Another influence on the novel about IT was the panic of the 80s associated with the danger of a stranger. In the 1980s, society was overwhelmed by a new wave of public fear. As the epidemic of child murders and kidnappings reached an incredible level, a panic was formed caused by the “alien danger”. Former President Ronald Reagan launched a campaign to toughen criminal penalties for anyone who tried or harmed children. During the Reagan administration, family values and security were at the epicenter of his political platform. With the threat of Gacy and other child killers, the panic about the unfamiliar danger intensified.
When clowns wear makeup, rainbow costumes and wigs, they are almost unrecognizable. Because of this fact, all real clowns become strangers. With so many children’s birthday parties, including performances by these actors, the fear of a bloodthirsty stranger like Gacy was all too real a threat to American society. Various moments in King’s novel hint at panic over the danger of a stranger as a partial influence on the book, as children who interact with Pennywise often see him as nothing more than an innocent clown at a party.

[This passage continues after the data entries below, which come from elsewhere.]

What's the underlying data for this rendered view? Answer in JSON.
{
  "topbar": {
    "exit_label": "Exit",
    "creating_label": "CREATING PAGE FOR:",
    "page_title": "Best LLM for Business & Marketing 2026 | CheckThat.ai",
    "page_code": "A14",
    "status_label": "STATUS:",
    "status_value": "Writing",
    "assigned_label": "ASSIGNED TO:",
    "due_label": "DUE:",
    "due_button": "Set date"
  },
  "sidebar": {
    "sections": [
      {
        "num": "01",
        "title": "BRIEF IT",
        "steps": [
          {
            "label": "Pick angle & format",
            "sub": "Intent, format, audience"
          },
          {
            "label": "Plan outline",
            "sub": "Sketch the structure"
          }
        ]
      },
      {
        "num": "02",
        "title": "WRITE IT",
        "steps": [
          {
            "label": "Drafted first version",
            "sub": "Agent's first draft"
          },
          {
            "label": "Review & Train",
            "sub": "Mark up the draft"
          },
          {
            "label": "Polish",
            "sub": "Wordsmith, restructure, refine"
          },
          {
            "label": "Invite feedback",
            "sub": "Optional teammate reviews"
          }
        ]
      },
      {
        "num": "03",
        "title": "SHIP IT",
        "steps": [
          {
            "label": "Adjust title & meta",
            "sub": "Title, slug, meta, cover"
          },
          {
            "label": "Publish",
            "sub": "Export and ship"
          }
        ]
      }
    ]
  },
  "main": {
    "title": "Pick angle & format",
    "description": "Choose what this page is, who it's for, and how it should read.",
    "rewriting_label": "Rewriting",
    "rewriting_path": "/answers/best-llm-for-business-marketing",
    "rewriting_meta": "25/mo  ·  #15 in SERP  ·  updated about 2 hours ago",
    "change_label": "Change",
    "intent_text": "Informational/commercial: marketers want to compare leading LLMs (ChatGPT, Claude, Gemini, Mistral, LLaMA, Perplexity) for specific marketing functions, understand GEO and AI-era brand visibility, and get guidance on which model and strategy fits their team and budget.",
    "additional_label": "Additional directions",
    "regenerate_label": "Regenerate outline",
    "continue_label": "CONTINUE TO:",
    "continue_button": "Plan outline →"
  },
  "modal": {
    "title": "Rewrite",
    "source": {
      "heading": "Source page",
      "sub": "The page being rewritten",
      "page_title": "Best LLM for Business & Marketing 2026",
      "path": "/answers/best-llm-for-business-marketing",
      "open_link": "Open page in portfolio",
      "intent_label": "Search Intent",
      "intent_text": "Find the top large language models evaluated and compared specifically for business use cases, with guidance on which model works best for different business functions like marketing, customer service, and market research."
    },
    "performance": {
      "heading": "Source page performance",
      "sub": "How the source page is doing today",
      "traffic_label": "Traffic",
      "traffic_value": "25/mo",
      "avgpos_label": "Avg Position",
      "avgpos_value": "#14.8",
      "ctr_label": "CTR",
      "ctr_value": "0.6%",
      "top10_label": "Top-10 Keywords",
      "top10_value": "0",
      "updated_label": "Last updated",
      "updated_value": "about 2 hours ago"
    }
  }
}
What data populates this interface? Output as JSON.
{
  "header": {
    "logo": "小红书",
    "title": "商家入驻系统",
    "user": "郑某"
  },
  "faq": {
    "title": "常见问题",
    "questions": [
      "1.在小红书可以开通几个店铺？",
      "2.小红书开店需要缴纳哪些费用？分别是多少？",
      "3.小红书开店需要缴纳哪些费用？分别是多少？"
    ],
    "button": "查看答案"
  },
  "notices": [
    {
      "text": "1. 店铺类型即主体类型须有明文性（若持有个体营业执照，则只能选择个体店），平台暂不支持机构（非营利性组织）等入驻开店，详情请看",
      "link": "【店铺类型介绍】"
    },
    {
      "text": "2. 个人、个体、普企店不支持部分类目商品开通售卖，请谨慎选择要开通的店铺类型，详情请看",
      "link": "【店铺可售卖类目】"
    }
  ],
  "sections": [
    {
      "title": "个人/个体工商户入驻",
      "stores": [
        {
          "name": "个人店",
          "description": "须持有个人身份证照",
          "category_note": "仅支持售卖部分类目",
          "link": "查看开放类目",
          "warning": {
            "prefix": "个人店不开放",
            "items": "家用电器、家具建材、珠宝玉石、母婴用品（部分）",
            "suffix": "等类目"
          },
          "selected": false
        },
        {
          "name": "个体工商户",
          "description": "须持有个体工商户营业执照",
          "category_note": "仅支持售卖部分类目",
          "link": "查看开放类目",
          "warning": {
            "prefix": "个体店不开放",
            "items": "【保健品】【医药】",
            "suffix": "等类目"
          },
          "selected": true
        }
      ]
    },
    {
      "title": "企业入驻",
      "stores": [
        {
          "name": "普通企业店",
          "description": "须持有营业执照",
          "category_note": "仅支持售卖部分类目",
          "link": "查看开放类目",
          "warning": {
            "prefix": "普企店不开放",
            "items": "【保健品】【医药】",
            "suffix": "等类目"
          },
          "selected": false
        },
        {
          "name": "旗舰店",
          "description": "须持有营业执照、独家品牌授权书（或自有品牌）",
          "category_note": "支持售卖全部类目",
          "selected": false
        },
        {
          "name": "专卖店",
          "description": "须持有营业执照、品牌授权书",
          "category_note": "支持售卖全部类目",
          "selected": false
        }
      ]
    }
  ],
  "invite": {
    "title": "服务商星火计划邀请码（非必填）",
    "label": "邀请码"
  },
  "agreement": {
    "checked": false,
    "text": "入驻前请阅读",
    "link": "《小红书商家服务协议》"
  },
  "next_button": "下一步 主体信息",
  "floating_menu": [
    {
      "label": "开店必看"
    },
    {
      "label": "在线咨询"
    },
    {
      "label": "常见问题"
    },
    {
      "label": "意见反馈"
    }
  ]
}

What other characters inspired Stephen King to create Pennywise
While Gacy served as the basis for the horrors that Pennywise would cause, Ronald McDonald was the model for his appearance. In various interviews, Stephen King has called Ronald McDonald a trustworthy character that children know and love, which makes him someone they can trust. By modeling an unreliable creature of horror on the model of a beloved children’s icon, he created an alarming division of who or what can be a source of comfort or horror for children. This does not mean that Ronald McDonald was the main source of inspiration for the novel, but his iconic image inspired the appearance of Pennywise.
Where will Pennywise appear next?
For the first time in March 2022, it was announced that a prequel series to Musketti’s film “It” would be released on HBO Max under the title “Welcome to Derry”. An upcoming TV show has recently opened a scriptwriter’s room, and the series will take place in the 1960s.